Natural gas prices continue their recovery. Cold weather has caused high levels of space heating that have resulted in reduced gas storage inventories. Henry Hub spot prices have recovered from their September $2.18 low to an average price of $5.56/MMbtu in the week ending January 22, 2010 (Figure 1). The average daily spot price for 2009 was $3.95/MMbtu. Average wellhead gas prices increased in December 2009 to $4.31/MMbtu from a September low of $2.84 (Figure 2). The average wellhead price for 2009 was $3.61/MMBtu.
Natural gas futures contracts suggest that gas prices will remain in the $5.50-6.00/MMBtu range through Q3 2010, and then increase toward $7.00 in Q4 2010 (Figure 3). The contract for February 2010 delivery closed this week at $5.82/MMBtu.
The gas-directed U.S. rig count increased by 22 during the week ending January 22, and is 168 more than the low of 665 rigs in mid-July 2009 (Figure 4). Most of the increase is due to shale gas drilling in the Louisiana Haynesville and Texas Eagle Ford Shale plays. Current levels of gas-directed drilling to not seem warranted by either gas prices or storage inventories, and are likely to contribute to relatively low natural gas prices through 2010, which will probably average $6.30/MMBtu (Bodell, personal communication).
Gas storage for the week ending January 15 was 2,607 Bcf following a withdrawal of 245 Bcf compared to a 176 withdrawal during this week a year ago. Withdrawals have been generally higher for 2010 than for 2009 during the past two months (Figure 5).
Gas storage inventories are 22 Bcf higher than a year ago, and 6 Bcf less than the 5-year average for this week (Figure 6). The 245 Bcf withdrawal was 69 Bcf more than that of a year ago, and 80 Bcf more than the 5-year average (Figure 7).
It is likely that depletion of gas storage inventories will continue through the winter, and supply will probably be at parity with recent years by the end of the first half of 2010 or sooner. This would ordinarily result in a price increase, and still may, but continued drilling of high initial-rate shale gas wells, and depressed industrial demand because of the recession will probably keep gas prices near their current level through the winter heating season. Additionally, gas prices are now high enough to cause switching from gas to coal for some electrical power generation plants, which will further lessen demand.
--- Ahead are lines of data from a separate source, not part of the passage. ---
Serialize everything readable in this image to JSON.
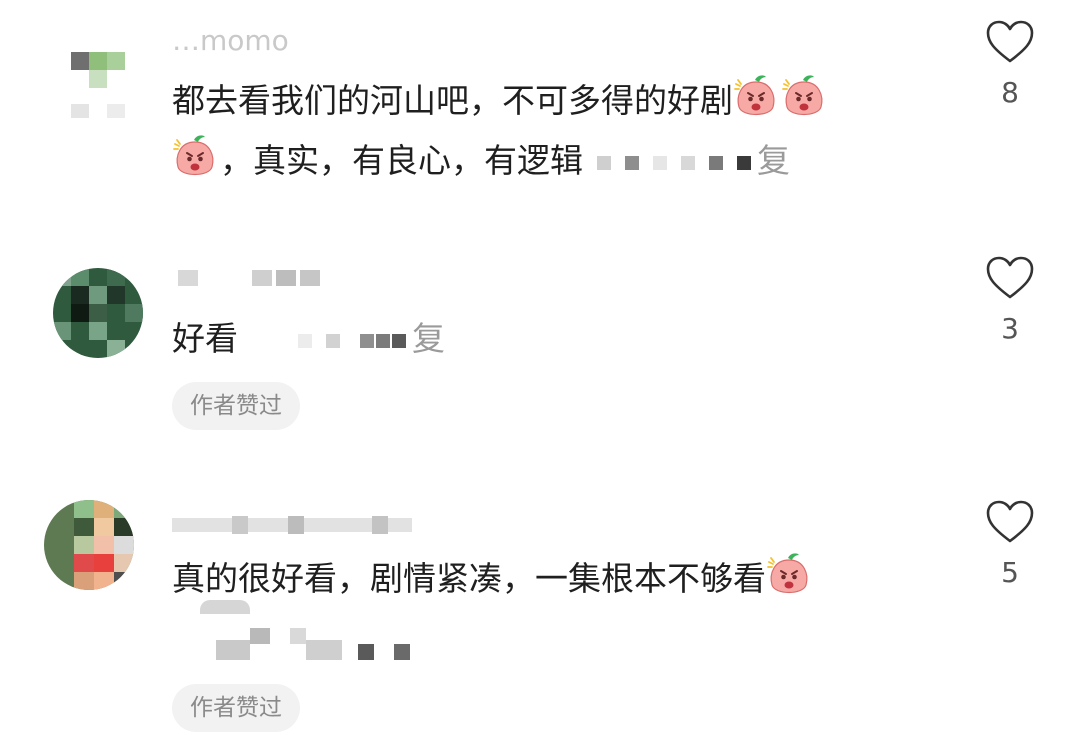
{
  "comments": [
    {
      "username": "…momo",
      "text_line1": "都去看我们的河山吧，不可多得的好剧",
      "text_line2": "，真实，有良心，有逻辑",
      "reply_tail": "复",
      "like_count": "8",
      "liked_by_author": null
    },
    {
      "username": "",
      "text": "好看",
      "reply_tail": "复",
      "like_count": "3",
      "liked_by_author": "作者赞过"
    },
    {
      "username": "",
      "text": "真的很好看，剧情紧凑，一集根本不够看",
      "like_count": "5",
      "liked_by_author": "作者赞过"
    }
  ],
  "icons": {
    "like": "heart-outline-icon",
    "emoji": "angry-peach-emoji"
  },
  "colors": {
    "text": "#1f1f1f",
    "muted": "#8a8a8a",
    "badge_bg": "#f2f2f2",
    "heart_stroke": "#333333"
  }
}
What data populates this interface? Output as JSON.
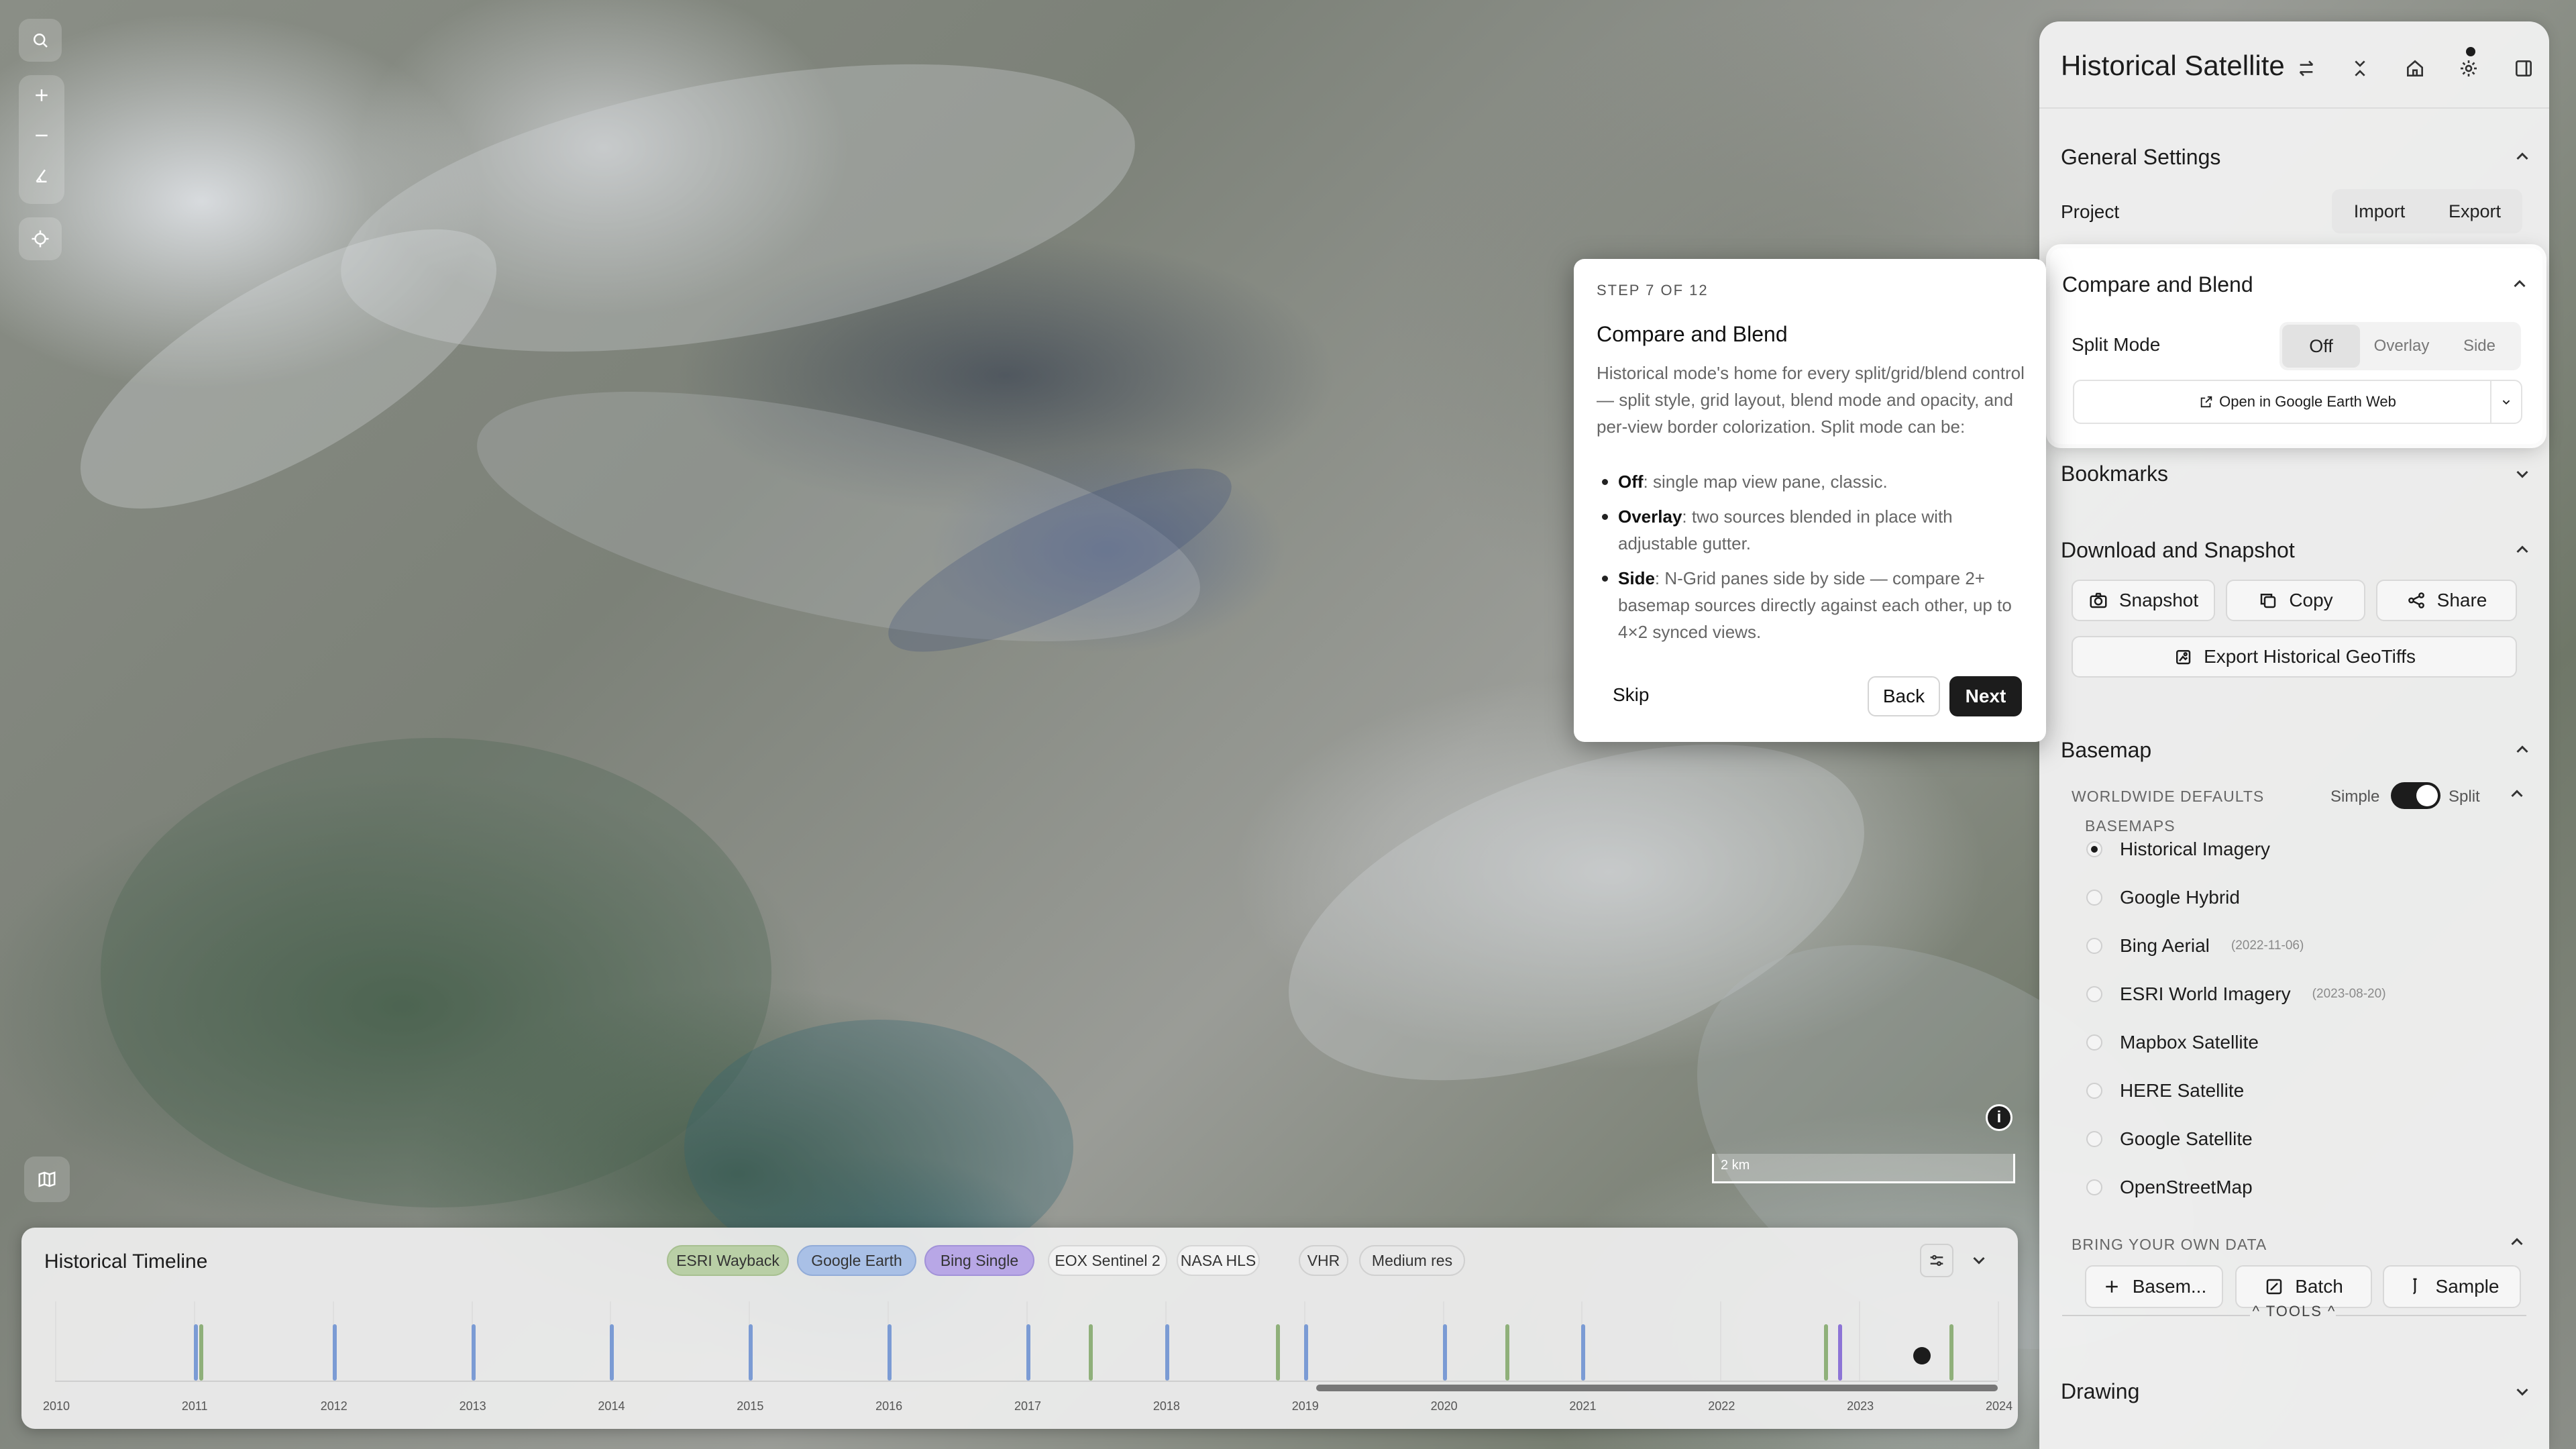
{
  "panel": {
    "title": "Historical Satellite",
    "general_settings": {
      "title": "General Settings",
      "project_label": "Project",
      "import_label": "Import",
      "export_label": "Export"
    },
    "compare_and_blend": {
      "title": "Compare and Blend",
      "split_mode_label": "Split Mode",
      "split_options": [
        "Off",
        "Overlay",
        "Side"
      ],
      "selected": "Off",
      "open_in_label": "Open in Google Earth Web"
    },
    "bookmarks": {
      "title": "Bookmarks"
    },
    "download": {
      "title": "Download and Snapshot",
      "snapshot_label": "Snapshot",
      "copy_label": "Copy",
      "share_label": "Share",
      "export_label": "Export Historical GeoTiffs"
    },
    "basemap": {
      "title": "Basemap",
      "worldwide_defaults": "WORLDWIDE DEFAULTS",
      "simple_label": "Simple",
      "split_label": "Split",
      "basemaps_label": "BASEMAPS",
      "items": [
        {
          "label": "Historical Imagery",
          "date": "",
          "selected": true
        },
        {
          "label": "Google Hybrid",
          "date": "",
          "selected": false
        },
        {
          "label": "Bing Aerial",
          "date": "(2022-11-06)",
          "selected": false
        },
        {
          "label": "ESRI World Imagery",
          "date": "(2023-08-20)",
          "selected": false
        },
        {
          "label": "Mapbox Satellite",
          "date": "",
          "selected": false
        },
        {
          "label": "HERE Satellite",
          "date": "",
          "selected": false
        },
        {
          "label": "Google Satellite",
          "date": "",
          "selected": false
        },
        {
          "label": "OpenStreetMap",
          "date": "",
          "selected": false
        }
      ],
      "bring_your_own": "BRING YOUR OWN DATA",
      "basemap_btn": "Basem...",
      "batch_btn": "Batch",
      "sample_btn": "Sample",
      "tools_label": "TOOLS"
    },
    "drawing": {
      "title": "Drawing"
    }
  },
  "tour": {
    "step": "STEP 7 OF 12",
    "title": "Compare and Blend",
    "body": "Historical mode's home for every split/grid/blend control — split style, grid layout, blend mode and opacity, and per-view border colorization. Split mode can be:",
    "items": [
      {
        "term": "Off",
        "text": ": single map view pane, classic."
      },
      {
        "term": "Overlay",
        "text": ": two sources blended in place with adjustable gutter."
      },
      {
        "term": "Side",
        "text": ": N-Grid panes side by side — compare 2+ basemap sources directly against each other, up to 4×2 synced views."
      }
    ],
    "skip": "Skip",
    "back": "Back",
    "next": "Next"
  },
  "timeline": {
    "title": "Historical Timeline",
    "chips": [
      {
        "label": "ESRI Wayback",
        "bg": "#b9cfa6",
        "border": "#a7c090"
      },
      {
        "label": "Google Earth",
        "bg": "#a9c0e6",
        "border": "#92acd8"
      },
      {
        "label": "Bing Single",
        "bg": "#b8a7e6",
        "border": "#a292d8"
      },
      {
        "label": "EOX Sentinel 2",
        "bg": "#f2f2f2",
        "border": "#d6d6d6"
      },
      {
        "label": "NASA HLS",
        "bg": "#f2f2f2",
        "border": "#d6d6d6"
      },
      {
        "label": "VHR",
        "bg": "#e8e8e8",
        "border": "#d0d0d0"
      },
      {
        "label": "Medium res",
        "bg": "#e8e8e8",
        "border": "#d0d0d0"
      }
    ],
    "years": [
      "2010",
      "2011",
      "2012",
      "2013",
      "2014",
      "2015",
      "2016",
      "2017",
      "2018",
      "2019",
      "2020",
      "2021",
      "2022",
      "2023",
      "2024"
    ]
  },
  "map": {
    "scale_label": "2 km"
  },
  "colors": {
    "esri": "#8fb07a",
    "google": "#7b9bd4",
    "bing": "#8d74d6",
    "dark": "#1c1c1c"
  }
}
At the same time, the long period of declining gas-directed drilling from September 2008 to July 2009 should result in decreased supply, which may cause gas prices to increase. This dynamic balance continues to puzzle analysts, and results in average 2010 price forecasts that range from $5.25 to $9.00/MMBtu.
The wild card, of course, is the economy. Apparent improvements in the U.S. and other leading world economies are probably related in part to massive government spending and support programs that are now slowing or ending. Investors and consumers are worried and skeptical. This week, China indicated that it will decrease lending and increase interest rates. President Obama’s intention to limit investment banks’ ability to use federally insured funds for speculation dampened U.S. and other markets. Finally, concern about the solvency of Greece, Spain and Dubai threatens economic recovery. One analyst stated that now that the college BCS (bowl championship series) is over, we have the economic BCS to live with: banks, China and sovereign funds.
U.S. crude oil demand has been a useful gauge of economic direction for some time, and current trends suggest that the improvements of the past 5 or 6 weeks have reversed at least for now (Figure 8). Crude oil demand is currently 2.3 MMbopd less that levels in January 2008, and is almost 1 MMbopd below levels in January 2009. This suggests that, while the economy is improving, it has a long way to go before re-establishing pre-recession levels. Recoveries are like that.